I’ve never had to fake creation times of files in a Unix system so again I turned to Google and apparently the answer is really quite simple. The touch command has an option, -t, which allows you to set the timestamp of the files rather than just fetching the current system time so I just modified the time of the cron files to some nice value in the middle of the night when very few people access the groupware system and vóila, problem solved!

The idea of the thread throttling class
Oct 1st, 2008 by dholm

One particular problem in programming is when you have a thread which only serves the purpose of doing some trivial repetetive work in a timely manner. Most often these threads are implemented as:

while (isRunning) {
    doSimpleJob();
    sleep(Seconds(1));
}

In a perfect world all threads wait for signals rather than implementing this kind of busy-wait polling but when you need something simple like above I believe something as simple as busy-wait could be considered good enough in most cases.

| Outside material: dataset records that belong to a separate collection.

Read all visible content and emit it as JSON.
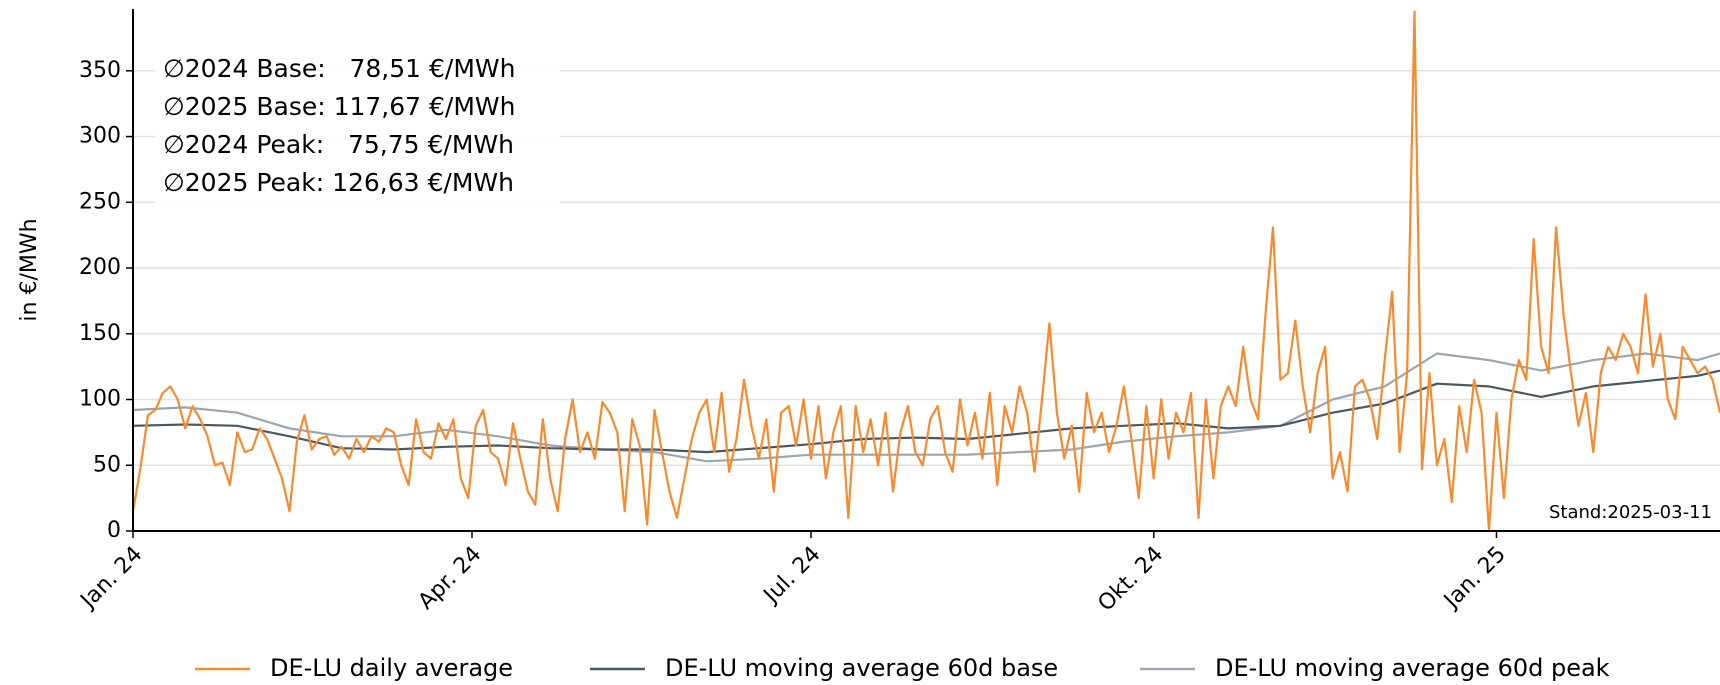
{
  "chart_data": {
    "type": "line",
    "ylabel": "in €/MWh",
    "xlim": [
      0,
      426
    ],
    "ylim": [
      0,
      397
    ],
    "xticks": [
      {
        "value": 0,
        "label": "Jan. 24"
      },
      {
        "value": 91,
        "label": "Apr. 24"
      },
      {
        "value": 182,
        "label": "Jul. 24"
      },
      {
        "value": 274,
        "label": "Okt. 24"
      },
      {
        "value": 366,
        "label": "Jan. 25"
      }
    ],
    "yticks": [
      0,
      50,
      100,
      150,
      200,
      250,
      300,
      350
    ],
    "grid": true,
    "legend": "bottom",
    "annotations": [
      {
        "text": "∅2024 Base:   78,51 €/MWh",
        "color": "#f7913a"
      },
      {
        "text": "∅2025 Base: 117,67 €/MWh",
        "color": "#f7913a"
      },
      {
        "text": "∅2024 Peak:   75,75 €/MWh",
        "color": "#cc6410"
      },
      {
        "text": "∅2025 Peak: 126,63 €/MWh",
        "color": "#cc6410"
      }
    ],
    "note": "Stand:2025-03-11",
    "series": [
      {
        "name": "DE-LU daily average",
        "color": "#f58a2e",
        "x": [
          0,
          2,
          4,
          6,
          8,
          10,
          12,
          14,
          16,
          18,
          20,
          22,
          24,
          26,
          28,
          30,
          32,
          34,
          36,
          38,
          40,
          42,
          44,
          46,
          48,
          50,
          52,
          54,
          56,
          58,
          60,
          62,
          64,
          66,
          68,
          70,
          72,
          74,
          76,
          78,
          80,
          82,
          84,
          86,
          88,
          90,
          92,
          94,
          96,
          98,
          100,
          102,
          104,
          106,
          108,
          110,
          112,
          114,
          116,
          118,
          120,
          122,
          124,
          126,
          128,
          130,
          132,
          134,
          136,
          138,
          140,
          142,
          144,
          146,
          148,
          150,
          152,
          154,
          156,
          158,
          160,
          162,
          164,
          166,
          168,
          170,
          172,
          174,
          176,
          178,
          180,
          182,
          184,
          186,
          188,
          190,
          192,
          194,
          196,
          198,
          200,
          202,
          204,
          206,
          208,
          210,
          212,
          214,
          216,
          218,
          220,
          222,
          224,
          226,
          228,
          230,
          232,
          234,
          236,
          238,
          240,
          242,
          244,
          246,
          248,
          250,
          252,
          254,
          256,
          258,
          260,
          262,
          264,
          266,
          268,
          270,
          272,
          274,
          276,
          278,
          280,
          282,
          284,
          286,
          288,
          290,
          292,
          294,
          296,
          298,
          300,
          302,
          304,
          306,
          308,
          310,
          312,
          314,
          316,
          318,
          320,
          322,
          324,
          326,
          328,
          330,
          332,
          334,
          336,
          338,
          340,
          342,
          344,
          346,
          348,
          350,
          352,
          354,
          356,
          358,
          360,
          362,
          364,
          366,
          368,
          370,
          372,
          374,
          376,
          378,
          380,
          382,
          384,
          386,
          388,
          390,
          392,
          394,
          396,
          398,
          400,
          402,
          404,
          406,
          408,
          410,
          412,
          414,
          416,
          418,
          420,
          422,
          424,
          426
        ],
        "values": [
          15,
          48,
          88,
          92,
          105,
          110,
          100,
          78,
          95,
          85,
          72,
          50,
          52,
          35,
          75,
          60,
          62,
          78,
          70,
          55,
          40,
          15,
          68,
          88,
          62,
          70,
          72,
          58,
          64,
          55,
          70,
          60,
          72,
          68,
          78,
          75,
          50,
          35,
          85,
          60,
          55,
          82,
          70,
          85,
          40,
          25,
          80,
          92,
          60,
          55,
          35,
          82,
          55,
          30,
          20,
          85,
          40,
          15,
          70,
          100,
          60,
          75,
          55,
          98,
          90,
          75,
          15,
          85,
          65,
          5,
          92,
          60,
          30,
          10,
          40,
          70,
          90,
          100,
          60,
          105,
          45,
          70,
          115,
          80,
          55,
          85,
          30,
          90,
          95,
          65,
          100,
          55,
          95,
          40,
          75,
          95,
          10,
          95,
          60,
          85,
          50,
          90,
          30,
          75,
          95,
          60,
          50,
          85,
          95,
          60,
          45,
          100,
          65,
          90,
          55,
          105,
          35,
          95,
          75,
          110,
          90,
          45,
          100,
          158,
          90,
          55,
          80,
          30,
          105,
          75,
          90,
          60,
          80,
          110,
          70,
          25,
          95,
          40,
          100,
          55,
          90,
          75,
          105,
          10,
          100,
          40,
          95,
          110,
          95,
          140,
          100,
          85,
          165,
          231,
          115,
          120,
          160,
          110,
          75,
          120,
          140,
          40,
          60,
          30,
          110,
          115,
          100,
          70,
          130,
          182,
          60,
          120,
          395,
          47,
          120,
          50,
          70,
          22,
          95,
          60,
          115,
          90,
          0,
          90,
          25,
          100,
          130,
          115,
          222,
          140,
          120,
          231,
          165,
          120,
          80,
          105,
          60,
          120,
          140,
          130,
          150,
          140,
          120,
          180,
          125,
          150,
          100,
          85,
          140,
          130,
          120,
          125,
          115,
          90
        ]
      },
      {
        "name": "DE-LU moving average 60d base",
        "color": "#4a5863",
        "x": [
          0,
          14,
          28,
          42,
          56,
          70,
          84,
          98,
          112,
          126,
          140,
          154,
          168,
          182,
          196,
          210,
          224,
          238,
          252,
          266,
          280,
          294,
          308,
          322,
          336,
          350,
          364,
          378,
          392,
          406,
          420,
          426
        ],
        "values": [
          80,
          81,
          80,
          72,
          63,
          62,
          64,
          65,
          63,
          62,
          62,
          60,
          63,
          66,
          70,
          71,
          70,
          74,
          78,
          80,
          82,
          78,
          80,
          90,
          97,
          112,
          110,
          102,
          110,
          114,
          118,
          122
        ]
      },
      {
        "name": "DE-LU moving average 60d peak",
        "color": "#9aa6b0",
        "x": [
          0,
          14,
          28,
          42,
          56,
          70,
          84,
          98,
          112,
          126,
          140,
          154,
          168,
          182,
          196,
          210,
          224,
          238,
          252,
          266,
          280,
          294,
          308,
          322,
          336,
          350,
          364,
          378,
          392,
          406,
          420,
          426
        ],
        "values": [
          92,
          94,
          90,
          78,
          72,
          72,
          77,
          72,
          65,
          62,
          60,
          53,
          55,
          58,
          58,
          58,
          58,
          60,
          62,
          68,
          72,
          75,
          80,
          100,
          110,
          135,
          130,
          122,
          130,
          135,
          130,
          135
        ]
      }
    ]
  }
}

The purpose of the sleep in the case stated above is to ensure that if doSimpleJob() completes in very few ticks we won’t end up unintentionally starving other threads while doing our trivial low priority task.

The downside to this is that if it is difficult to determine how long doSimpleJob() takes to complete, i.e. if it’s waiting for I/O, it will also be difficult to set a good timeout for sleep. If it takes five seconds to complete the job there is hardly no need to sleep for another second, and maybe you even want to run it again as fast as you can if it took a long time to complete. The solution I’m proposing is to implement a type that can determine how long we should sleep, if at all. Some pseudocode:

class Throttle {
public:
    Throttle(Milliseconds timeout) :
        m_start(Time::now()),
        m_timeout(timeout) { }

    void sleep() {
        Milliseconds duration(Time::now() - m_start);
        if (duration < m_timeout) {
            sleep(m_timeout - duration);
       }
    }

private:
    Time m_start;
    Milliseconds m_timeout;
}

Using this implementation the example mentioned above would become:

while (isRunning) {
    Throttle throttle(Seconds(1));
    doSimpleJob();
    throttle.sleep();
}

Now if doSimpleJob() takes less than a second one loop iteration would not take up more than one second and if it takes more than a second it will be instantly restarted.

One danger to this is that if doSimpleJob() is computation bound rather than I/O bound it might end up starving threads if it takes more time than the throttle timeout so it has to be applied with care.

For the sake of the argument lets assume that the implementation of sleep() being used actually sleeps for the whole duration of the specified time, no more no less.